Cee phénomène psychologique irrationnelle et inconsciente peut expliquer comment les décisions sont prises dans un contexte d’incertitude économique. 

Que cela soit pour les entreprises ou les ménages, lorsque l'on prévoit leur comportement économique, il  faut compter avec l’emprise des « esprits animaux ». Il s'agit de cette part d’incohérence et d’instabilité naturelles qui, d’après John Maynard Keynes, déterminent les choix et les décisions des agents économiques et expliquent en grande partie l’instabilité de l’économie, ses fluctuations et ses dysfonctionnements.

La notion d’esprits animaux (spiritus animalis), très utilisée au Moyen-Âge, désigne « ce qui vient de l’esprit et pousse au mouvement et à l’acte ». Keynes met en avant ce phénomène dans sa Théorie générale de l’emploi, de l’intérêt et de la monnaie (1936) pour expliquer comment les décisions sont prises dans un contexte d’incertitude économique. Selon les époques et les individus, ces esprits animaux paralysent ou, au contraire, stimulent.

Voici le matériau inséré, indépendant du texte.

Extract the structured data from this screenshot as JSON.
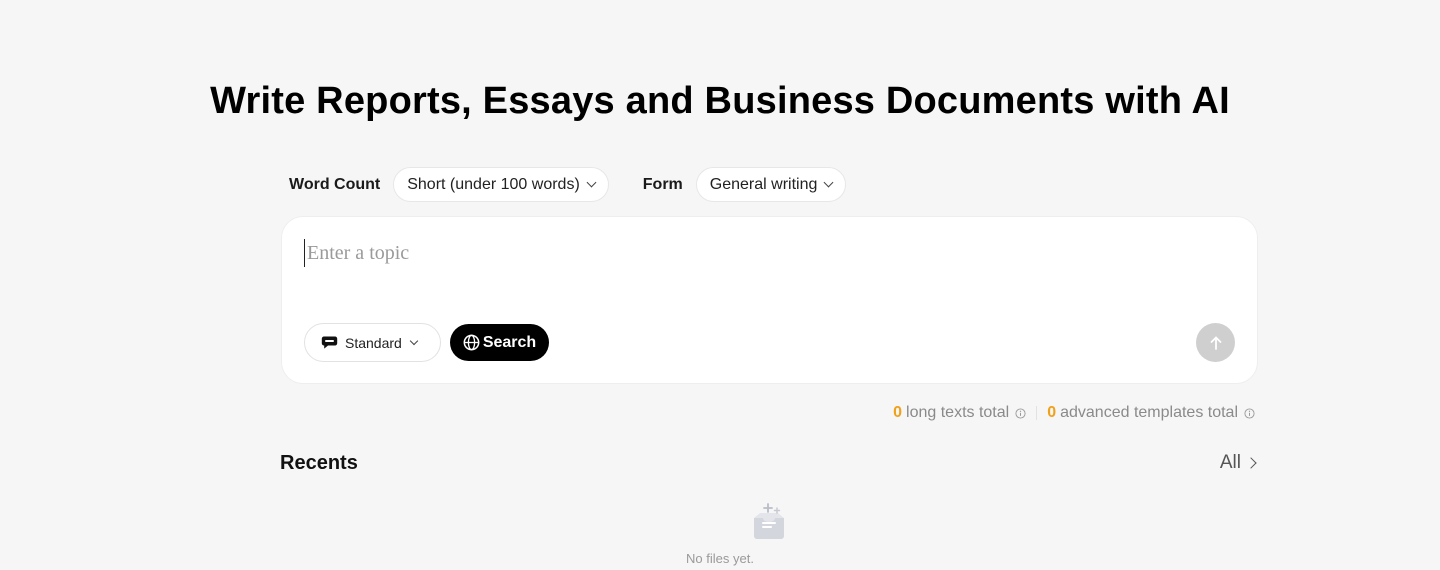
{
  "header": {
    "title": "Write Reports, Essays and Business Documents with AI"
  },
  "options": {
    "word_count_label": "Word Count",
    "word_count_value": "Short (under 100 words)",
    "form_label": "Form",
    "form_value": "General writing"
  },
  "editor": {
    "placeholder": "Enter a topic",
    "mode_label": "Standard",
    "search_label": "Search"
  },
  "quota": {
    "long_texts_count": "0",
    "long_texts_label": "long texts total",
    "templates_count": "0",
    "templates_label": "advanced templates total"
  },
  "recents": {
    "title": "Recents",
    "all_label": "All",
    "empty_text": "No files yet."
  },
  "colors": {
    "page_bg": "#f6f6f6",
    "accent_count": "#f0a11a",
    "send_disabled": "#cfcfcf"
  },
  "icons": {
    "mode": "chat-bubble-icon",
    "search": "globe-icon",
    "send": "arrow-up-icon",
    "info": "info-icon",
    "empty": "empty-inbox-icon"
  }
}
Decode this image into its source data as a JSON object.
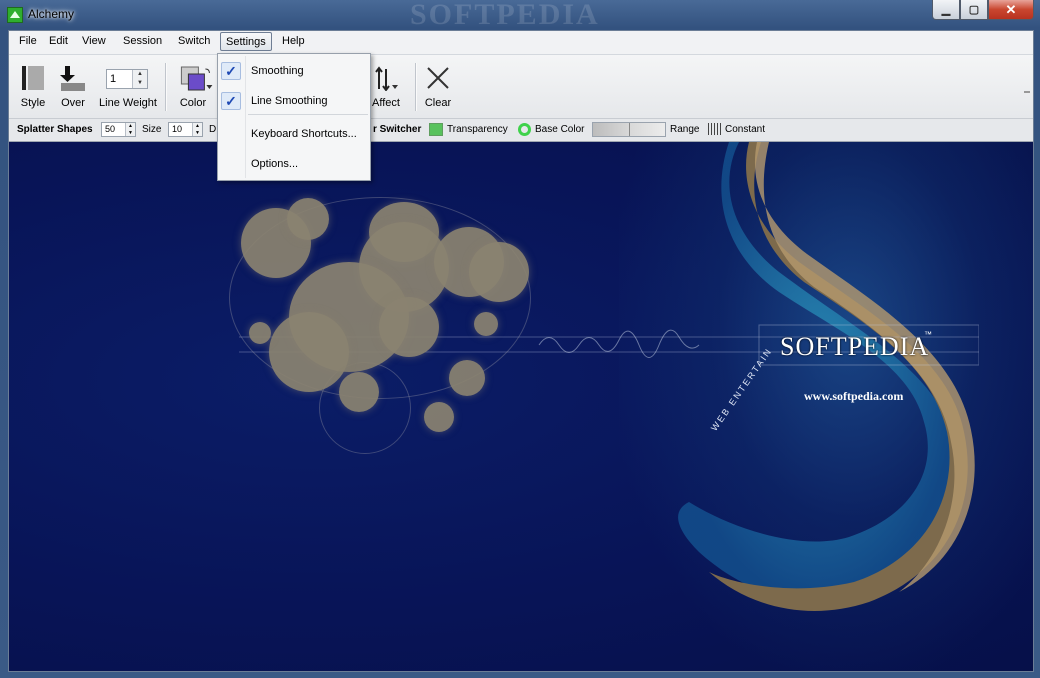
{
  "window": {
    "title": "Alchemy",
    "watermark": "SOFTPEDIA",
    "controls": {
      "minimize": "▁",
      "maximize": "▢",
      "close": "✕"
    }
  },
  "menubar": {
    "items": [
      "File",
      "Edit",
      "View",
      "Session",
      "Switch",
      "Settings",
      "Help"
    ],
    "active": "Settings"
  },
  "toolbar": {
    "style_label": "Style",
    "over_label": "Over",
    "line_weight_label": "Line Weight",
    "line_weight_value": "1",
    "color_label": "Color",
    "affect_label": "Affect",
    "clear_label": "Clear",
    "icons": {
      "style": "style-icon",
      "over": "over-icon",
      "color": "color-swatch-icon",
      "affect": "affect-icon",
      "clear": "close-x-icon"
    }
  },
  "propbar": {
    "splatter_label": "Splatter Shapes",
    "splatter_value": "50",
    "size_label": "Size",
    "size_value": "10",
    "partial_d": "D",
    "switcher_label": "r Switcher",
    "transparency_label": "Transparency",
    "base_color_label": "Base Color",
    "range_label": "Range",
    "constant_label": "Constant",
    "colors": {
      "transparency": "#59c25d",
      "base_color": "#3fd24b"
    }
  },
  "settings_menu": {
    "items": [
      {
        "label": "Smoothing",
        "checked": true
      },
      {
        "label": "Line Smoothing",
        "checked": true
      },
      {
        "label": "Keyboard Shortcuts...",
        "checked": false
      },
      {
        "label": "Options...",
        "checked": false
      }
    ]
  },
  "canvas": {
    "logo_text": "SOFTPEDIA",
    "trademark": "™",
    "url": "www.softpedia.com",
    "curved_text": "WEB ENTERTAIN"
  }
}
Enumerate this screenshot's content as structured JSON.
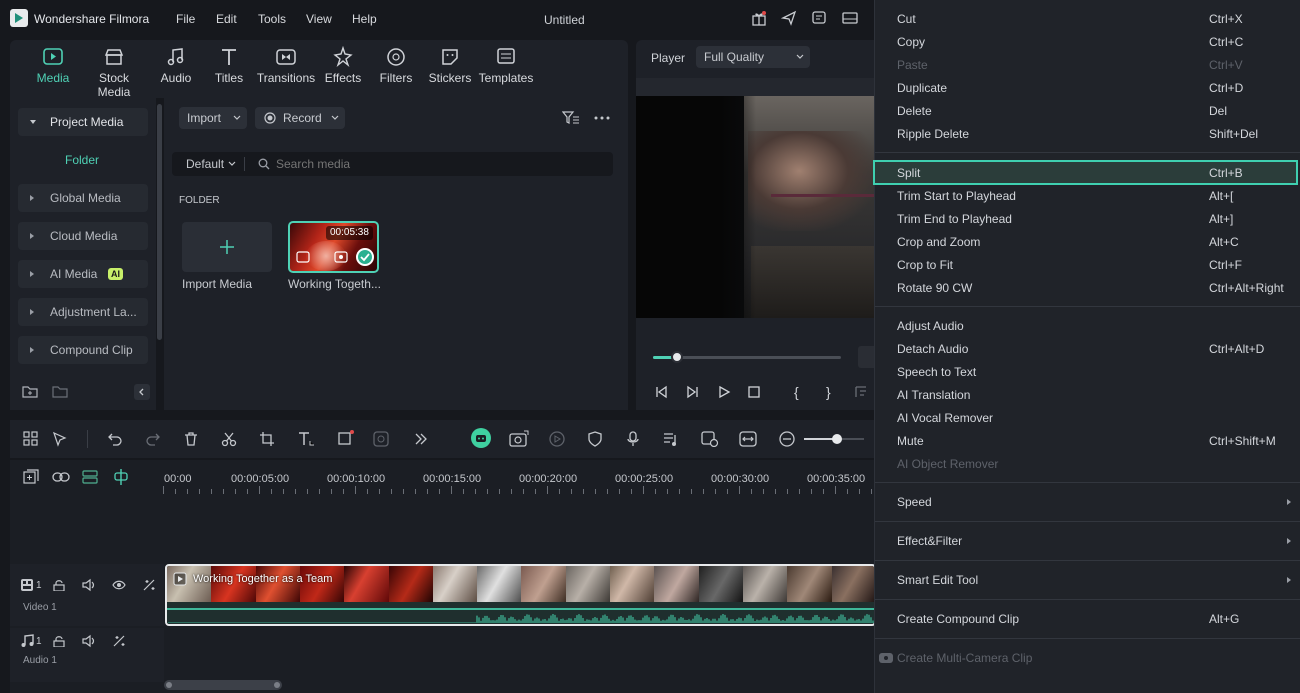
{
  "app": {
    "name": "Wondershare Filmora",
    "document_title": "Untitled"
  },
  "menubar": [
    "File",
    "Edit",
    "Tools",
    "View",
    "Help"
  ],
  "media_tabs": [
    {
      "label": "Media",
      "icon": "media-icon",
      "active": true
    },
    {
      "label": "Stock Media",
      "icon": "stock-media-icon"
    },
    {
      "label": "Audio",
      "icon": "audio-note-icon"
    },
    {
      "label": "Titles",
      "icon": "titles-icon"
    },
    {
      "label": "Transitions",
      "icon": "transitions-icon"
    },
    {
      "label": "Effects",
      "icon": "effects-icon"
    },
    {
      "label": "Filters",
      "icon": "filters-icon"
    },
    {
      "label": "Stickers",
      "icon": "stickers-icon"
    },
    {
      "label": "Templates",
      "icon": "templates-icon"
    }
  ],
  "sidebar": {
    "items": [
      {
        "label": "Project Media"
      },
      {
        "label": "Folder"
      },
      {
        "label": "Global Media"
      },
      {
        "label": "Cloud Media"
      },
      {
        "label": "AI Media",
        "badge": "AI"
      },
      {
        "label": "Adjustment La..."
      },
      {
        "label": "Compound Clip"
      }
    ]
  },
  "media": {
    "import_label": "Import",
    "record_label": "Record",
    "sort_label": "Default",
    "search_placeholder": "Search media",
    "folder_heading": "FOLDER",
    "items": [
      {
        "label": "Import Media"
      },
      {
        "label": "Working Togeth...",
        "duration": "00:05:38"
      }
    ]
  },
  "player": {
    "label": "Player",
    "quality": "Full Quality",
    "progress": 0.13
  },
  "timeline": {
    "ruler": [
      "00:00",
      "00:00:05:00",
      "00:00:10:00",
      "00:00:15:00",
      "00:00:20:00",
      "00:00:25:00",
      "00:00:30:00",
      "00:00:35:00"
    ],
    "video_track": {
      "label": "Video 1",
      "number": "1",
      "clip_title": "Working Together as a Team"
    },
    "audio_track": {
      "label": "Audio 1",
      "number": "1"
    },
    "zoom_level": 0.55
  },
  "context_menu": [
    {
      "label": "Cut",
      "shortcut": "Ctrl+X"
    },
    {
      "label": "Copy",
      "shortcut": "Ctrl+C"
    },
    {
      "label": "Paste",
      "shortcut": "Ctrl+V",
      "disabled": true
    },
    {
      "label": "Duplicate",
      "shortcut": "Ctrl+D"
    },
    {
      "label": "Delete",
      "shortcut": "Del"
    },
    {
      "label": "Ripple Delete",
      "shortcut": "Shift+Del"
    },
    {
      "label": "Split",
      "shortcut": "Ctrl+B",
      "highlighted": true
    },
    {
      "label": "Trim Start to Playhead",
      "shortcut": "Alt+["
    },
    {
      "label": "Trim End to Playhead",
      "shortcut": "Alt+]"
    },
    {
      "label": "Crop and Zoom",
      "shortcut": "Alt+C"
    },
    {
      "label": "Crop to Fit",
      "shortcut": "Ctrl+F"
    },
    {
      "label": "Rotate 90 CW",
      "shortcut": "Ctrl+Alt+Right"
    },
    {
      "label": "Adjust Audio",
      "shortcut": ""
    },
    {
      "label": "Detach Audio",
      "shortcut": "Ctrl+Alt+D"
    },
    {
      "label": "Speech to Text",
      "shortcut": ""
    },
    {
      "label": "AI Translation",
      "shortcut": ""
    },
    {
      "label": "AI Vocal Remover",
      "shortcut": ""
    },
    {
      "label": "Mute",
      "shortcut": "Ctrl+Shift+M"
    },
    {
      "label": "AI Object Remover",
      "shortcut": "",
      "disabled": true
    },
    {
      "label": "Speed",
      "submenu": true
    },
    {
      "label": "Effect&Filter",
      "submenu": true
    },
    {
      "label": "Smart Edit Tool",
      "submenu": true
    },
    {
      "label": "Create Compound Clip",
      "shortcut": "Alt+G"
    },
    {
      "label": "Create Multi-Camera Clip",
      "shortcut": "",
      "disabled": true
    }
  ],
  "colors": {
    "accent": "#4fd1b5",
    "highlight_border": "#3fd0b0",
    "bg": "#16181d",
    "panel": "#1e2128"
  }
}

Cinq formes de manifestation

En 2009, George Akerlof et Robert Shiller (dans Les Esprits animaux. Comment les forces psychologiques mènent la finance et l’économie, Pearson, 2009), deux économistes américains, y reviennent pour expliquer comment ces forces psychologiques irrationnelles et inconscientes influent sur l’économie au quotidien et « font ou défont » les économies réelles.

Ils retiennent cinq manifestations des esprits animaux qui impactent les décisions économiques :

- la confiance, le plus décisif, car elle permet d’avancer et de prendre des risques ;

- l’équité, qui limite la colère et la violence quand chacun reçoit à hauteur de ce qu’il apporte ;

- la corruption et le comportement antisocial, qui se développent lorsqu’il est facile d’échapper aux sanctions ;

- l’illusion monétaire liée à l’absence de conscience de l’inflation 

- et enfin, la littérature, c’est-à-dire les récits, les interprétations de la réalité et du monde que se racontent les individus ou une société.

Intégrer ces motivations, autres qu’économiques, dans le fonctionnement de l’économie, peut aider à sortir d’une crise.